Supercomputing: Livermore Puttin’ On Its New Purple and Blue Gene
Oct 31, 2005 15:32 UTC by Defense Industry Daily staffLawrence Livermore National Laboratory is now home to two of the most powerful computers on the planet: the ASC Purple supercomputer, and the Blue Gene/L. After three years in development and time running scaled-down versions of these systems, the supercomputers have come fully online over the past few months and were recently dedicated in a ceremony at the nuclear research facility. The computers are under the management of the National Nuclear Security Administration’s (NNSA) Advance Simulation and Computing (ASC) program office, which oversees computing in U.S. national laboratories.
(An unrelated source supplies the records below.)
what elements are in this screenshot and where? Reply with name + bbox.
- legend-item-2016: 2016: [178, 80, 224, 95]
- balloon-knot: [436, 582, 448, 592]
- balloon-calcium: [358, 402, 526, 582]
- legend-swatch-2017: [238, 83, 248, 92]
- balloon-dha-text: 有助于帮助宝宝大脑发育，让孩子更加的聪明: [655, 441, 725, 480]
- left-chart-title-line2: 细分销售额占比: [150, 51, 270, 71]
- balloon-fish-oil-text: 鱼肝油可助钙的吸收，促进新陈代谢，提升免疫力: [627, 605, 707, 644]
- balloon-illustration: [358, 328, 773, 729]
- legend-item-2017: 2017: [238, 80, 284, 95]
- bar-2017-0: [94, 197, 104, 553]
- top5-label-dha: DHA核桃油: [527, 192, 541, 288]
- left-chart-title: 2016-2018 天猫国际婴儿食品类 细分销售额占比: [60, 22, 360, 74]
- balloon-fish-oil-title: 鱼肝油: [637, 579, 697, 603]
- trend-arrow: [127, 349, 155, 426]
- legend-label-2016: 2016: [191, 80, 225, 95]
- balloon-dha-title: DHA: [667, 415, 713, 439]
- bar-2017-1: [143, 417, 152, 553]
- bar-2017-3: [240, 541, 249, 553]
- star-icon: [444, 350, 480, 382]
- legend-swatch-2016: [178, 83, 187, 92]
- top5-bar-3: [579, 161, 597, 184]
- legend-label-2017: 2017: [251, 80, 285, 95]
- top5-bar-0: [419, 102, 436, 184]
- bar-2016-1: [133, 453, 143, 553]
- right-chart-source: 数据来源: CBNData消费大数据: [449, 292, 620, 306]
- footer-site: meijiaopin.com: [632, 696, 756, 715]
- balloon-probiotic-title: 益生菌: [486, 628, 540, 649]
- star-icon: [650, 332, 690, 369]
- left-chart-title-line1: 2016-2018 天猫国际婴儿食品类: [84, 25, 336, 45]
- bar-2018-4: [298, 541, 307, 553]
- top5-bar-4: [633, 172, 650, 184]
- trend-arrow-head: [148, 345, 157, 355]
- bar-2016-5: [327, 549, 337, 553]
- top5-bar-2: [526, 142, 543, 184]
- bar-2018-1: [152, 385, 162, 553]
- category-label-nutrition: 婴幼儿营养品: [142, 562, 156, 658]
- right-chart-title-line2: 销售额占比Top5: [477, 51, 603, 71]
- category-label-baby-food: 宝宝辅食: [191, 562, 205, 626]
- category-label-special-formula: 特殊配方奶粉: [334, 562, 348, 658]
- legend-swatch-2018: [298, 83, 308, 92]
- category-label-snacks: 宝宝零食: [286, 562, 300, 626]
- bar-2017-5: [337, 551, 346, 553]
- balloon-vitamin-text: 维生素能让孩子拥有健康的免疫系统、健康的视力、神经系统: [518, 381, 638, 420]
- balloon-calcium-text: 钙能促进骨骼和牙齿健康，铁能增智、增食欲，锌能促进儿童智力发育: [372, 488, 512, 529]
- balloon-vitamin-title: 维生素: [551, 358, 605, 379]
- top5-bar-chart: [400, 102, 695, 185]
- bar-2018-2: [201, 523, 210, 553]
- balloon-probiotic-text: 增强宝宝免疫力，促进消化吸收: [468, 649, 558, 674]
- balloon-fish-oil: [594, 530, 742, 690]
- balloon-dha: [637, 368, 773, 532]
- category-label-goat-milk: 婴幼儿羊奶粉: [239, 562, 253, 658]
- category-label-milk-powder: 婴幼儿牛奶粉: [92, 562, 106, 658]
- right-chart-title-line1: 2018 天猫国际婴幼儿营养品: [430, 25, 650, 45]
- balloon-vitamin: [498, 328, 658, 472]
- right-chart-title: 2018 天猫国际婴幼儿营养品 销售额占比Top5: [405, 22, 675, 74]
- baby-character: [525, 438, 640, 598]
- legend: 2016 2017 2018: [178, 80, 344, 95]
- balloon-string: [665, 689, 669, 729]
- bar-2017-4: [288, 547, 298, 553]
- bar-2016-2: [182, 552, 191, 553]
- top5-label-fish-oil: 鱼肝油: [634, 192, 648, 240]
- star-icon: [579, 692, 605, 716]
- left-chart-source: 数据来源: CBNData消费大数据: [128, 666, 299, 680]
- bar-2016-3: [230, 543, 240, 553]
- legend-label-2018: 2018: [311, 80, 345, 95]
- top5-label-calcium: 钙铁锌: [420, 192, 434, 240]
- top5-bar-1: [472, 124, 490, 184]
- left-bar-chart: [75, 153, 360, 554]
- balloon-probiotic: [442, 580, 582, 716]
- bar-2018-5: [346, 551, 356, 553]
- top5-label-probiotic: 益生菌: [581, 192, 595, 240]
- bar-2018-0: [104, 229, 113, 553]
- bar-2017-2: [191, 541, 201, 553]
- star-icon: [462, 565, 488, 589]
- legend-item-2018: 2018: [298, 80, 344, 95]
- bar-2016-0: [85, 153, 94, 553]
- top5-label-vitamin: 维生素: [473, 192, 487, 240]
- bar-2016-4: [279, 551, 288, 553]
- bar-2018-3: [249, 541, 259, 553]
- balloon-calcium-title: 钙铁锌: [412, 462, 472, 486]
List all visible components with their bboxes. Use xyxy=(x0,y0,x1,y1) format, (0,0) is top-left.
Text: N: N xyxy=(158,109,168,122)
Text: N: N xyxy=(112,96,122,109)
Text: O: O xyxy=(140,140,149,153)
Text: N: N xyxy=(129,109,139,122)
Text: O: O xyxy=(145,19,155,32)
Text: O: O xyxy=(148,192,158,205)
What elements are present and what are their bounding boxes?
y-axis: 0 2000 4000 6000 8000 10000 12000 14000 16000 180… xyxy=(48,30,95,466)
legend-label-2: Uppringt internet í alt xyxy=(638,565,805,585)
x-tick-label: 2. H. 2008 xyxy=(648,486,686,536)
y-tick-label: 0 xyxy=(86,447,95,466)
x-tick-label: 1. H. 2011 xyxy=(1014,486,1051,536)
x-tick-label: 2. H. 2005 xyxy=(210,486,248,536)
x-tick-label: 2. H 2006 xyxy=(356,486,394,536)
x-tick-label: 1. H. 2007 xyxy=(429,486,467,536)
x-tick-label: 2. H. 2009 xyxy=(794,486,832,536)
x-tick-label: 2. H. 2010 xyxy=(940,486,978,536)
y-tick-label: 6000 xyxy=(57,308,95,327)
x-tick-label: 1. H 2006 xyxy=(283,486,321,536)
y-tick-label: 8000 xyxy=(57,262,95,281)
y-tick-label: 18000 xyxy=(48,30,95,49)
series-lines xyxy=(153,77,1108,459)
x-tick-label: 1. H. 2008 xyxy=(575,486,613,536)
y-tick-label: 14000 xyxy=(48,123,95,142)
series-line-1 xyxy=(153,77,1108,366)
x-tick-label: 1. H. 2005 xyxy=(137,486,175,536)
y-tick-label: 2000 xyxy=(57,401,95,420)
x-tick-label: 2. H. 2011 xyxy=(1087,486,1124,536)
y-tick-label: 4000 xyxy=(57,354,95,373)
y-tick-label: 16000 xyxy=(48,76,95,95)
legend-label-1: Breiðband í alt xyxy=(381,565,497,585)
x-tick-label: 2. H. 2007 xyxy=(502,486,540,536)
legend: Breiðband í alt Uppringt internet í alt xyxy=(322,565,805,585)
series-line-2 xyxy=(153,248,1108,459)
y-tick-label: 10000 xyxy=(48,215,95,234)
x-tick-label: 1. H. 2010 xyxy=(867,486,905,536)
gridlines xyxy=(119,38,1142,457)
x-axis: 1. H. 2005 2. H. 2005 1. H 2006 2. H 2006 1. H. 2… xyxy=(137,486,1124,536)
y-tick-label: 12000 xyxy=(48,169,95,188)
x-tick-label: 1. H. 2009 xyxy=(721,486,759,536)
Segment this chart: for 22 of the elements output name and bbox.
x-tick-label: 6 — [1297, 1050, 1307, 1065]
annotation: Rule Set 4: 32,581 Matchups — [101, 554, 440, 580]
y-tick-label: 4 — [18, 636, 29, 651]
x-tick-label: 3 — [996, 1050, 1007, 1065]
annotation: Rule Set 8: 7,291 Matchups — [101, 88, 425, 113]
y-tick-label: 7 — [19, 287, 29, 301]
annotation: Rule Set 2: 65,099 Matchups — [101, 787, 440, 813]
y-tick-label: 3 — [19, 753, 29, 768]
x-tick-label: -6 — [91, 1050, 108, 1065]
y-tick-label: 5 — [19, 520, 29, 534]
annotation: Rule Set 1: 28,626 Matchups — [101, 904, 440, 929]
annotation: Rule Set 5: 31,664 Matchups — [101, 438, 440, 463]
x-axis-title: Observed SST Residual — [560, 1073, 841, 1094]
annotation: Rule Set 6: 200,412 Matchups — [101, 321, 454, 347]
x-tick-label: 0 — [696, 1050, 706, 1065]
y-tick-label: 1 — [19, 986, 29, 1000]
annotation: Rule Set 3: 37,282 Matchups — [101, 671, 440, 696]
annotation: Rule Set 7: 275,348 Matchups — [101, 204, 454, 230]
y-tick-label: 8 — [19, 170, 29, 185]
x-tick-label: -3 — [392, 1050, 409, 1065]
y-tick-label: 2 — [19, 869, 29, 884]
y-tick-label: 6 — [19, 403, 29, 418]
ComputerWorld reports that Blue Gene/L, which has more than 130,000 processors and a theoretical peak capacity of 367 trillion floating point operations per second (TFLOPS), is being used to study the movement and behavior of molecules. Each processor in Blue Gene has more computing power than a 1988 Cray supercomputer, and the system’s actual performance is expected to be 270-280 TFLOPS, beating out an earlier 136.8 TFLOP earlier version of Blue Gene/L that was ranked as the world’s #1 supercomputer in June 2004. The machines are now being marketed more generally by IBM, at a starting price of $1.5 million for a 5.7 TFLOP eServer Blue Gene. The 12,000-processor ASC Purple, meanwhile, is intended for nuclear weapon simulations. It has a theoretical peak capacity of 93 TFLOPS, which is about 50% greater than NASA/SGI’s Columbia (the No. 3-ranked supercomputer in the last Top 500 survey). ComputerWorld has more.